The key for Dalman, she said, was not to respond to music at a superficial level, but to “go into the layers underneath the music.”

This need for total integration of all the elements of a work reappeared in discussion of the use of multimedia.  The issue for Dalman was that projection and live video could too easily have the effect of diminishing the dancer’s work, and, again in one-on-one conversation, she agreed that there is a learning process needed to find the “balance between technology and choreography”.  This year’s Sydney Theatre Company production of Tennessee Williams’ Suddenly Last Summer was a good example of successfully finding that balance in theatre, for a play where live video might not be expected to be appropriate.

Though many other topics arose, including discussing to what degree there is an onus placed on artists to deal with “issues”, perhaps I should finish on a political note.  At one point, when ADT was setting up a grand tour to completely new places – Papua New Guinea, South-East Asia and India in 1971 – Liz Dalman was on the point of mortgaging her home to provide the necessary funds.  Fortunately the Elizabethan Theatre Trust and Qantas came to the party on that occasion.  Yet still today she is having to self-fund her Mirramu Dance Company’s tour to Adelaide.  I just wondered where our grandstanding Arts Minister / Attorney-General George Brandis fits in.  Will the Australia Council have the funds to come to this party?  Or Brandis’ new National Program for Excellence in the Arts?
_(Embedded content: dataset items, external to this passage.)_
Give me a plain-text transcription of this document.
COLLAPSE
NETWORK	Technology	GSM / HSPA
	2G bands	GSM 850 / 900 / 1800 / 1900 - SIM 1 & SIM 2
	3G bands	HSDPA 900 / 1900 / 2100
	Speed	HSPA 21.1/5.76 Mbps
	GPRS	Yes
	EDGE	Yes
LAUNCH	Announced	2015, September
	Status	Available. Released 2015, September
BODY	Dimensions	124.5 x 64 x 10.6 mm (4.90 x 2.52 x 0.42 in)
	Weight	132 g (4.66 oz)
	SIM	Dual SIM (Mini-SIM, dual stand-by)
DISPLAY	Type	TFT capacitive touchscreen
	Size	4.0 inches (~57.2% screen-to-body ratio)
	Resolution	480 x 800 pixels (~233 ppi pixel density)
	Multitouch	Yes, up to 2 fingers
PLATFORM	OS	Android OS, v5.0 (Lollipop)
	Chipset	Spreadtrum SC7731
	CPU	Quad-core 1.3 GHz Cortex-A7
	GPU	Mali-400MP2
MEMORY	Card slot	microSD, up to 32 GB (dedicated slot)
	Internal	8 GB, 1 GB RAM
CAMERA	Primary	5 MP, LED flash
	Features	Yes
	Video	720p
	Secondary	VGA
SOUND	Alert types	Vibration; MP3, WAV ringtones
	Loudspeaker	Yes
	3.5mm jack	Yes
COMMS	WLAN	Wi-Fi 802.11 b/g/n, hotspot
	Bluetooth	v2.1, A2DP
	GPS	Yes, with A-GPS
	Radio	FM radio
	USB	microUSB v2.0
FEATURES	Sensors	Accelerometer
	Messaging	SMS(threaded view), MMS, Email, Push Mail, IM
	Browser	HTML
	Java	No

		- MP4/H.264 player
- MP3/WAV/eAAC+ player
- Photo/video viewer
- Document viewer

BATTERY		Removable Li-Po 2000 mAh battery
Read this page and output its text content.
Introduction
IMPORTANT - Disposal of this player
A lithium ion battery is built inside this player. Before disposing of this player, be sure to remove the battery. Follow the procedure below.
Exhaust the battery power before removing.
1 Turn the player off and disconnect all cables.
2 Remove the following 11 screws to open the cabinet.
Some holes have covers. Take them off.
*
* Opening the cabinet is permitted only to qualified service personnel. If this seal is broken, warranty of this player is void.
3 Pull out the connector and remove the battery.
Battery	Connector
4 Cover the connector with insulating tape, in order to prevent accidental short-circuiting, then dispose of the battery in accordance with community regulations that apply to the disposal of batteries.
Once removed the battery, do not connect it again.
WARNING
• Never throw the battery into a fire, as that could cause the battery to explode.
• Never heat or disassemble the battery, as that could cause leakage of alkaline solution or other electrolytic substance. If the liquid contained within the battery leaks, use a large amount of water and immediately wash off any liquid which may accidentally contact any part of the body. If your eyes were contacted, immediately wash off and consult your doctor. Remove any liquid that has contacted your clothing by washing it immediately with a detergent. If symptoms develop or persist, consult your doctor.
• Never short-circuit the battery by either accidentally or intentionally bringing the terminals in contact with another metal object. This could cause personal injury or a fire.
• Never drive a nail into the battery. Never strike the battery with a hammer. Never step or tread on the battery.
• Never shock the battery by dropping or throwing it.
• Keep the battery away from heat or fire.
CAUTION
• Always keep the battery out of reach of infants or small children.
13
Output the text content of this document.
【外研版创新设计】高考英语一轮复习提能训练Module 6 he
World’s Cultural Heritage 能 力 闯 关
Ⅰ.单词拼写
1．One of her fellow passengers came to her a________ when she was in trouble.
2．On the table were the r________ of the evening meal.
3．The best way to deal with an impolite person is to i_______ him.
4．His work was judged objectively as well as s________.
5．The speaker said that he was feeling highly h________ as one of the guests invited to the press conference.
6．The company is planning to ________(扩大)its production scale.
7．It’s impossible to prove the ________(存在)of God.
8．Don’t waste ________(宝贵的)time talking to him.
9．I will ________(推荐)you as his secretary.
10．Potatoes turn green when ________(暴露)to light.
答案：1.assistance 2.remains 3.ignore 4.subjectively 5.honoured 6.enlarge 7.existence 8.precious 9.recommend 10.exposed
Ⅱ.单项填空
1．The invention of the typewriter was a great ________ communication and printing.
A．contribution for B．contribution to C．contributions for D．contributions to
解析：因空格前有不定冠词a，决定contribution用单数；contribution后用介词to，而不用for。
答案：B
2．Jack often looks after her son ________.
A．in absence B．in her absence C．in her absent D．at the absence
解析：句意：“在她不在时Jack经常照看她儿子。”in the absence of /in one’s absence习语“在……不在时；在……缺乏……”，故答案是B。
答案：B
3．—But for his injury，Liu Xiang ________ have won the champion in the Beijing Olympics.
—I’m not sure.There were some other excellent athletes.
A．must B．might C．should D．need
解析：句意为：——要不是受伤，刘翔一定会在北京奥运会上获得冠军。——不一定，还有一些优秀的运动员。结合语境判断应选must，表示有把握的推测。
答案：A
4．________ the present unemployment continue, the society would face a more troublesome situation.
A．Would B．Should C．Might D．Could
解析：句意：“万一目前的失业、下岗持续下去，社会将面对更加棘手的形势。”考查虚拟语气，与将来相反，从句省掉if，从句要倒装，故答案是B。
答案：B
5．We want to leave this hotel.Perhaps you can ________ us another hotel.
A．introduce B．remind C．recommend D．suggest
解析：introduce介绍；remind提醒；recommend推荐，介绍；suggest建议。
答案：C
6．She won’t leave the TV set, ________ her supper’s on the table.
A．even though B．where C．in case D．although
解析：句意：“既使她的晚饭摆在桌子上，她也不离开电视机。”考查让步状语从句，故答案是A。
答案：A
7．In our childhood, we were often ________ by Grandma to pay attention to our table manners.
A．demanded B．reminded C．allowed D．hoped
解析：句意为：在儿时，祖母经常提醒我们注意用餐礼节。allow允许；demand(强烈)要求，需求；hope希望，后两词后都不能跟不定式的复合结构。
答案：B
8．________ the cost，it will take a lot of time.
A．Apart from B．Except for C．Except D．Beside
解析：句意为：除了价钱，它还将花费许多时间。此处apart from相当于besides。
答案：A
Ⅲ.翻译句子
It was sad that all Elizabeth Cameron Dalman OAM, at 81, could do in response to my question, after a career which she says began at the age of three, was a gentle shake of the head.

Liz Dalman 1967
Photo by Jan Dalman


If you have read the first version of this article, you will notice a reference to Isadora Duncan's brother.  I thought I heard that Elizabeth had been taught by him, but here's an update in which she clarifies my misconception:

The story was that Margaret Morris, an English pioneer of modern dance studied with Raymond Duncan just after Raymond and Isadora came back from their ground breaking trip to Greece. Margaret then incorporated some of these new variations, that Isadora had developed, into her Margaret Morris (MMM) technique. My first dance teacher Nora Stewart travelled regularly in the 1920's to London. There she studied with Margaret Morris and learnt this MMM technique. As well as teaching the Russian style of classical Ballet Nora also taught Margaret Morris dancing. This is where as a young school girl, I first studied it. Looking back now I do appreciate the lineage and connection to Isadora even though it was not a direct one.